2. Workload execution: The MapReduce algorithm is run.
a. Map phase: In the map phase of the algorithm, almost no traffic is sent over the network. The network is used at the beginning of the map phase only if a HDFS locality miss occurs (the data block is not locally available and has to be requested from another data node).
b. Shuffle phase: This is the phase of workload execution in which traffic is sent over the network, the degree to which depends on the workload. Data is transferred over the network when the output of the mappers is shuffled to the reducers.
c. Reduce phase: In this phase, almost no traffic is sent over the network because the reducers have all the data they need from the shuffle phase.
d. Output replication: MapReduce output is stored as a file in HDFS. The network is used when the blocks of the result file have to be replicated by HDFS for redundancy.
3. Reading data: This phase occurs when the final data is read from HDFS for consumption by the end application, such as the website, indexing, or SQL database.
In addition, the network is crucial for the Hadoop control plane: the signaling and operations of HDFS and the MapReduce infrastructure.
Be sure to consider the benefits and costs of the choices available when designing a network: network architectures, network devices, resiliency, oversubscription ratios, etc. The following section discusses some of these parameters in more detail.
Impact of Network Characteristics on Job Completion Times
- A functional and resilient network is a crucial part of a good Hadoop cluster.
- However, an analysis of the relative importance of the factors shows that other factors in a cluster have a greater influence on the performance of the cluster than the network.
- Nevertheless, you should consider some of the relevant network characteristics and their potential effects.
- Variations in switch and router latency have been shown to have only limited impact on cluster performance.
- From a network point of view, any latency-related optimization should start with a network wide analysis.
- “Architecture first, and device next” is an effective strategy.
- Architectures that deliver consistently lower latency at scale are better than architectures with higher overall latency but lower individual device latency.
- The latency contribution to the workload is much higher at the application level, contributed by the application logic (Java Virtual Machine software stack, socket-buffer etc)than network latency.
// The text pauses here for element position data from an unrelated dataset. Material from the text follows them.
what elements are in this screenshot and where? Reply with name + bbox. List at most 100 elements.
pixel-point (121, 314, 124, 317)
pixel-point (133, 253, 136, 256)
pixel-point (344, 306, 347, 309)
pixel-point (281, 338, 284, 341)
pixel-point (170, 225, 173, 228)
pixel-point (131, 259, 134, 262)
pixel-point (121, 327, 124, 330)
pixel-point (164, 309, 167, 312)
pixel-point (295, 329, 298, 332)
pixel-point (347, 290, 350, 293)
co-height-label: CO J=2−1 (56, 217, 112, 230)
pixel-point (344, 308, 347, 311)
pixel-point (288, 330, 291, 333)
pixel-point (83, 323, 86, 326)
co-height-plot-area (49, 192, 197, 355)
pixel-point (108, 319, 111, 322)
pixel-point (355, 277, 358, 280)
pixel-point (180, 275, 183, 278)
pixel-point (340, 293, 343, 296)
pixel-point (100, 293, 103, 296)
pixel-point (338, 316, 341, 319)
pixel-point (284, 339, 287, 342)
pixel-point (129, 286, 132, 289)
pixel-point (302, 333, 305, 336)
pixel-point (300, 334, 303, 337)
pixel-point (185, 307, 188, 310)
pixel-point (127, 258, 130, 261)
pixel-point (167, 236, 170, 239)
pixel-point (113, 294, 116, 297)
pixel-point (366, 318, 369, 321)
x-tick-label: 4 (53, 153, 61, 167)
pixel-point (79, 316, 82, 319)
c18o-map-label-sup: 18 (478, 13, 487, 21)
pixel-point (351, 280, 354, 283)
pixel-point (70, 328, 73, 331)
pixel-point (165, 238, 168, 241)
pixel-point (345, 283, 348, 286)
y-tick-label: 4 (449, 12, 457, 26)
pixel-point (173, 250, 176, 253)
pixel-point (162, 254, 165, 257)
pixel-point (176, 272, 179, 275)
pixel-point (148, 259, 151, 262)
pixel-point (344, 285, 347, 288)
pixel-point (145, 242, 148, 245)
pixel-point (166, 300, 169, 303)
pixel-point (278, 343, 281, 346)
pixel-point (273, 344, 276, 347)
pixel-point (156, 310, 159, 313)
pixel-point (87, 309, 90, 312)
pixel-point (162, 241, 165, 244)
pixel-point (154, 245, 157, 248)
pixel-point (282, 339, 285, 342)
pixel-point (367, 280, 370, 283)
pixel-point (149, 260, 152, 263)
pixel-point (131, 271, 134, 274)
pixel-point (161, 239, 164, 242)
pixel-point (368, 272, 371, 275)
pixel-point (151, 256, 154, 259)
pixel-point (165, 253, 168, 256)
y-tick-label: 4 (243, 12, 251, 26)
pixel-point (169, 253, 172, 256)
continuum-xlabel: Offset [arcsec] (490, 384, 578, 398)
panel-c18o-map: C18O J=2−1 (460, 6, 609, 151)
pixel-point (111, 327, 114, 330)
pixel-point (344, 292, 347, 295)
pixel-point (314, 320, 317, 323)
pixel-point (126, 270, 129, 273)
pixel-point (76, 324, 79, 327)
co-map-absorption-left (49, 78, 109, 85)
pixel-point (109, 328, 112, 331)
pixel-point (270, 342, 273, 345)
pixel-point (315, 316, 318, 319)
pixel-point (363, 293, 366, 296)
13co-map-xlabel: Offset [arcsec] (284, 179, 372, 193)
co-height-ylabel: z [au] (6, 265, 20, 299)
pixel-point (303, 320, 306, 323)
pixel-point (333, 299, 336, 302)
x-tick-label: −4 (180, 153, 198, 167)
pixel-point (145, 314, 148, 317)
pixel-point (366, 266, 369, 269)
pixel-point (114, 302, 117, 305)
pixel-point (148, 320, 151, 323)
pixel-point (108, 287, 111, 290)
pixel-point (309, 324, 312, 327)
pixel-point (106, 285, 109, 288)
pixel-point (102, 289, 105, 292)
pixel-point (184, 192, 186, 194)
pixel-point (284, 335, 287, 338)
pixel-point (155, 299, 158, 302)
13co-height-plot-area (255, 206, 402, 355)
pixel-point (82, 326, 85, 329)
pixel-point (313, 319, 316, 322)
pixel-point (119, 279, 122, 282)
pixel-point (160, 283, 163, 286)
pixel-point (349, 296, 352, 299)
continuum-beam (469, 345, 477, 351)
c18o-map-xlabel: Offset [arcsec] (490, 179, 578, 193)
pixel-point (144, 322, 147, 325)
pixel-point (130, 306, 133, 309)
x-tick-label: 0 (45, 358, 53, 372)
- In any case, slightly more or less network latency will not noticeably affect job completion times.
Data Node Network Speed
- Data nodes must be provisioned with enough bandwidth for efficient job completion. Price-to-performance ratio entailed in adding more bandwidth to nodes.
- Recommendations for a cluster depend on workload characteristics.
- Typical clusters are provisioned with one or two 1-GB uplinks per data node. Cluster management is made easier by choosing network architectures that are proven to be resilient and easy to manage and that can scale as your data grows.
- The use of 10Gbps server access is largely dependent on the cost/performance trade-off.
- The workload characteristics and business requirement to complete the job in required time will drive the 10Gbps server connectivity.
- For example: As 10 Gbps Ethernet LAN-on-motherboard (LOM) connectors become more commonly available on servers in the future, more clusters likely will be built with 10 Gigabit Ethernet data node uplinks.